A Historical Audio Tour of Ethnic Communities along St-Laurent Boulevard Aboard Bus 55
The purpose of this project is to use the 55 bus line, which runs on St-Lawrence Boulevard, as a tool to share some of the histories of immigrant communities who settled along the Main. During the tour, you will meet Roddy Chung who emigrated from China in 1968; Palmira Lima Ferreira, who came with her husband and daughter from Portugal in 1964; Steve Schreter who operates the family business founded by his great cousin Joe Schreter back in 1928; Sid Stevens, one of the founders of Sun Youth, who recalls the days when everyone spoke Yiddish on St-Lawrence; Biagio Maiorano whose family settled in St-Lawrence’s Little Italy in 1957; and Michel Ferland, who has been driving the 55 bus route since the early 1990’s.
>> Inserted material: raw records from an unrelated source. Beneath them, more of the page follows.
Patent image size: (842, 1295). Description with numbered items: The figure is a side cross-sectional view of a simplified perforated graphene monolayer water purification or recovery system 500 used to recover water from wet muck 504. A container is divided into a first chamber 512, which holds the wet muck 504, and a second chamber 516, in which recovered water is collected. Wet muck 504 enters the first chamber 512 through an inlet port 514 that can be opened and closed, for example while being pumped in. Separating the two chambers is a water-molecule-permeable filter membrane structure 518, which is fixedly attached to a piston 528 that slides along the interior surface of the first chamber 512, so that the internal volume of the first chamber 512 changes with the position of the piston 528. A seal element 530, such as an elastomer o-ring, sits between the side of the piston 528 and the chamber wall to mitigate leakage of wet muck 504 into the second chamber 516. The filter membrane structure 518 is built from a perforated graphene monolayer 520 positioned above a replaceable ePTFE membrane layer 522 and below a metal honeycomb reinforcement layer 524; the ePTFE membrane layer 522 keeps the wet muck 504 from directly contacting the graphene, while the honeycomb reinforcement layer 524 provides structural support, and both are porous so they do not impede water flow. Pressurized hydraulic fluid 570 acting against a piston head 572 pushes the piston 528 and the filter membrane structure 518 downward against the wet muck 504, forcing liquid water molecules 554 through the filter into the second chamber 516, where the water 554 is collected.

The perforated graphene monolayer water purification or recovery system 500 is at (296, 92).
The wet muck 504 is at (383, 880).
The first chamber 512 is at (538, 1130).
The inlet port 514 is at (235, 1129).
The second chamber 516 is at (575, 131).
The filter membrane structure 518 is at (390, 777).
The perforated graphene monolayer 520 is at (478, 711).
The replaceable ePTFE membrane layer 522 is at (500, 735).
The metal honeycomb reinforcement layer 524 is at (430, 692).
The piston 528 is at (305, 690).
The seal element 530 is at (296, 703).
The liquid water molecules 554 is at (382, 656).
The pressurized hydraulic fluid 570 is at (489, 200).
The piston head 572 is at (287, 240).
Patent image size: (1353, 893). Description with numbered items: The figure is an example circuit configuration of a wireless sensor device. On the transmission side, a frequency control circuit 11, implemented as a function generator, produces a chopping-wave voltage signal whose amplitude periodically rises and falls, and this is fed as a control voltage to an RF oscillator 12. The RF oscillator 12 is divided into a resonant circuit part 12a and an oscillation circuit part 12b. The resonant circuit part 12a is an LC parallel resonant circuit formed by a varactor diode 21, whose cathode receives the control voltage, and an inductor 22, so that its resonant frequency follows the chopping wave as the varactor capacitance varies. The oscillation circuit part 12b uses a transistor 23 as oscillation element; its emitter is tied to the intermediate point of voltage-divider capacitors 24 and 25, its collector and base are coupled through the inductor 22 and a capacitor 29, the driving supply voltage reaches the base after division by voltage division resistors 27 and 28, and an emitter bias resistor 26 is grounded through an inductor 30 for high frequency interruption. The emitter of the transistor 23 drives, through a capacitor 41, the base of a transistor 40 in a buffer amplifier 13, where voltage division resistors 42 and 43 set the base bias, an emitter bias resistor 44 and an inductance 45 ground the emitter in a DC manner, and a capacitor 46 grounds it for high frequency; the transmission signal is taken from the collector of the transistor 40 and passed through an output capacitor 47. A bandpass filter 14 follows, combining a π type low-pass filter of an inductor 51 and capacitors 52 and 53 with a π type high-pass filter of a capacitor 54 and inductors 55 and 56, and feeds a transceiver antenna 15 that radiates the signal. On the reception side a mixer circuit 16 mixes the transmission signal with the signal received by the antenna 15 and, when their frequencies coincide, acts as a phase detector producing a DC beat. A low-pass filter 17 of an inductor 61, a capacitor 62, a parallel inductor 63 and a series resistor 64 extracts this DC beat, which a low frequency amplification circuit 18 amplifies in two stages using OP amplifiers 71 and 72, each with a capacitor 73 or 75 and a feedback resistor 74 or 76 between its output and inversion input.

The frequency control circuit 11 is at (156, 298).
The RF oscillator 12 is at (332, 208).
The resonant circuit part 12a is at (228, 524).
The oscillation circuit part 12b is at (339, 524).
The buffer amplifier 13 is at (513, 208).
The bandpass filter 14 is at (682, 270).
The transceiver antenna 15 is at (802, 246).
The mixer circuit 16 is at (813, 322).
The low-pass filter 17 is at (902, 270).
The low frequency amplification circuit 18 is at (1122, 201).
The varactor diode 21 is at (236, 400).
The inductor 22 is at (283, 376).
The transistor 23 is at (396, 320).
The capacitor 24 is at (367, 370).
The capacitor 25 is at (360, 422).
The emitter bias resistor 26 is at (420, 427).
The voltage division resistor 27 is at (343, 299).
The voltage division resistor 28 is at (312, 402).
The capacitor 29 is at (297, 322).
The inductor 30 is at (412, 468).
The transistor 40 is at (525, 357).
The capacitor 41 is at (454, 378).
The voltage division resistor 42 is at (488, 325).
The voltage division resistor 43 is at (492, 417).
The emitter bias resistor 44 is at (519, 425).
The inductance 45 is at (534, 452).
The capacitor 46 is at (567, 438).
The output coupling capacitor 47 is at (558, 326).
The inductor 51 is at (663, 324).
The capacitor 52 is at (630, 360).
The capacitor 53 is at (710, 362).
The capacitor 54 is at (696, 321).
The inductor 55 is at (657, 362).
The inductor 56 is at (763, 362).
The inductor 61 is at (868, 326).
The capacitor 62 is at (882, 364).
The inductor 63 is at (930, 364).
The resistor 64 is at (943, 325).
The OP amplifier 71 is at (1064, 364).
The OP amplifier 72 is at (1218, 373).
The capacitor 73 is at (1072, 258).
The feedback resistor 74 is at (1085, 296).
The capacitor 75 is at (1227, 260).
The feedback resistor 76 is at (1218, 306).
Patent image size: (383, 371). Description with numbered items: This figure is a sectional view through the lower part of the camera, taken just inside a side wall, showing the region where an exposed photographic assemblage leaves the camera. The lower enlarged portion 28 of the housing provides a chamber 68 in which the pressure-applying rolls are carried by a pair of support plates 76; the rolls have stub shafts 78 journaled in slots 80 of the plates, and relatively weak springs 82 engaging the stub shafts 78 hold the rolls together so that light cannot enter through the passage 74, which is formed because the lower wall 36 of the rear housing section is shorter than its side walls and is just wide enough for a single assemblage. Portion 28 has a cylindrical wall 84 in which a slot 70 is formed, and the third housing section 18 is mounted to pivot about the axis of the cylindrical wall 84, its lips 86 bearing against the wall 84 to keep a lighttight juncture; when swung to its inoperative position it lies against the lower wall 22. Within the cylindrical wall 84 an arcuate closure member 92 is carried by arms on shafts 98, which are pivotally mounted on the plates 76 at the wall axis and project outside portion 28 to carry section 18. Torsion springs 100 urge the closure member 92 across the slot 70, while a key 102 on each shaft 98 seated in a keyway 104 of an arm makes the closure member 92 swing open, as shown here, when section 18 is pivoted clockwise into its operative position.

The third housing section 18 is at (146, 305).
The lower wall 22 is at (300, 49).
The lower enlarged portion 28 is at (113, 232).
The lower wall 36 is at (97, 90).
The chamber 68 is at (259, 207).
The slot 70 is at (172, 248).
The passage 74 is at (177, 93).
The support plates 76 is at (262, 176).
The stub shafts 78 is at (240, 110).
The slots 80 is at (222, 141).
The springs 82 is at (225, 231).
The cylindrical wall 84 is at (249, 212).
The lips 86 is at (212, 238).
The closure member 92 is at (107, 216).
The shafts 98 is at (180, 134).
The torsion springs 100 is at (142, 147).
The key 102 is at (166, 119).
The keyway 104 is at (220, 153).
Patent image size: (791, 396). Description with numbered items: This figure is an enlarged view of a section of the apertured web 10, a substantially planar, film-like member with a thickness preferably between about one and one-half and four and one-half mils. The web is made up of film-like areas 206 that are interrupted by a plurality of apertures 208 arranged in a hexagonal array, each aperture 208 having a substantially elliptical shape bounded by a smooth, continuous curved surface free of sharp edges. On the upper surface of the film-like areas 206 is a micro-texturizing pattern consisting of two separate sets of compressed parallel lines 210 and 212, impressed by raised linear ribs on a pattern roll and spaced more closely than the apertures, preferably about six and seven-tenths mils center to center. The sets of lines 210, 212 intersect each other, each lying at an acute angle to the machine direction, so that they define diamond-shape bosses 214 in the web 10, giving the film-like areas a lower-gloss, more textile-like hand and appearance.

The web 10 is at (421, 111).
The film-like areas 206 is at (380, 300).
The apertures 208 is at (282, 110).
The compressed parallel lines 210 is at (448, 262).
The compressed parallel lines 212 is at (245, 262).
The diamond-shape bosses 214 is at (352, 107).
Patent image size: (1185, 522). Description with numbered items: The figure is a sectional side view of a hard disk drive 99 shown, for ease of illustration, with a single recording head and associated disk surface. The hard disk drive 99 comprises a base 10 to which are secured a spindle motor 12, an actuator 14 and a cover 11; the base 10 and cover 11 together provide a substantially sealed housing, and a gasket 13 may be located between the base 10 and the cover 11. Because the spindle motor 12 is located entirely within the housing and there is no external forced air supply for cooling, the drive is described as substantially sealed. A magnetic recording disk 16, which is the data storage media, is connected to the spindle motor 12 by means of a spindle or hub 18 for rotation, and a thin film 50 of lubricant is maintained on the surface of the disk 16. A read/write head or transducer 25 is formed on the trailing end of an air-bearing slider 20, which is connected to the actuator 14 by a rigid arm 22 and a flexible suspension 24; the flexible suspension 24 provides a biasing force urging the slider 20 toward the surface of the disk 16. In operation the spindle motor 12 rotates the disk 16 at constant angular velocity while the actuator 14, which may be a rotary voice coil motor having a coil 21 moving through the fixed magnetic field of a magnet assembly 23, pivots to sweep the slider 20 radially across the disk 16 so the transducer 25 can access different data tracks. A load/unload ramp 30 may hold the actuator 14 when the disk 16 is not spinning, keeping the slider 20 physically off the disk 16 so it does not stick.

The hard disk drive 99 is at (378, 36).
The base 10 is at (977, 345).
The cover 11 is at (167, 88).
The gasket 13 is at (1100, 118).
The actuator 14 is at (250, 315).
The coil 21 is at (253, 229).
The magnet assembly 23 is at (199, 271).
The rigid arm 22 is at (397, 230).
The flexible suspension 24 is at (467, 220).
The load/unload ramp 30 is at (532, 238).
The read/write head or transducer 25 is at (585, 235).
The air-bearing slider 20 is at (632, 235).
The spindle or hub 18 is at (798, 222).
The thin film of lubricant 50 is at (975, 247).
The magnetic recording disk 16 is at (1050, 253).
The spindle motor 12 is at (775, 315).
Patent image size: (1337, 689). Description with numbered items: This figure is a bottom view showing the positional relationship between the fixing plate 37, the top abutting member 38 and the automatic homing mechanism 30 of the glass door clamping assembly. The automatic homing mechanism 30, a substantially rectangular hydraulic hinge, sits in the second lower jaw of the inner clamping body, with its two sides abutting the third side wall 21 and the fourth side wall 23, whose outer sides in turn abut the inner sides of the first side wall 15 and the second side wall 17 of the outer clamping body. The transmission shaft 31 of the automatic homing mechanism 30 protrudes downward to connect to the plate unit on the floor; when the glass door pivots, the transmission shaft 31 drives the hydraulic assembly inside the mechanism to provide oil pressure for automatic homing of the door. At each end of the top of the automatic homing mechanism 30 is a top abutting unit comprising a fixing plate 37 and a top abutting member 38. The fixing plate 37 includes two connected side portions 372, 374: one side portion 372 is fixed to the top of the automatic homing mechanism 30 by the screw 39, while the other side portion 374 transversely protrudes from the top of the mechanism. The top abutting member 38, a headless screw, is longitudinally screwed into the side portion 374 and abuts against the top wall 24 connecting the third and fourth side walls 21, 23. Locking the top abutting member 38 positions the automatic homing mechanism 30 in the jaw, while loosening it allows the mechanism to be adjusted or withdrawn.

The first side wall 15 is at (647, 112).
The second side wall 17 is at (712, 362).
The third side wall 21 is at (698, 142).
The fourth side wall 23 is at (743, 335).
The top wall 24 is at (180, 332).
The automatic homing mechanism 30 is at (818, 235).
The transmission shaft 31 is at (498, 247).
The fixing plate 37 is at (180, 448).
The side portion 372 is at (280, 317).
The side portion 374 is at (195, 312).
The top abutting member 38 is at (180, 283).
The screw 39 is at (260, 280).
The Main has provided a home away from home for various waves of immigrant groups. Chinatown, the Jewish district, the Portuguese community, and Little Italy are examples of the ethnic groups who have carved out a refuge on the Main, long before the appearance of styled façades on this boulevard. For a long time Saint-Laurent symbolized the division between the mostly British, Protestant and affluent west, and the mainly French, Roman Catholic, and destitute east of Montreal. Instead of imagining the Main as a division, one might see how it has served as a stitch, or a type of cosmic glue, which has held this city together.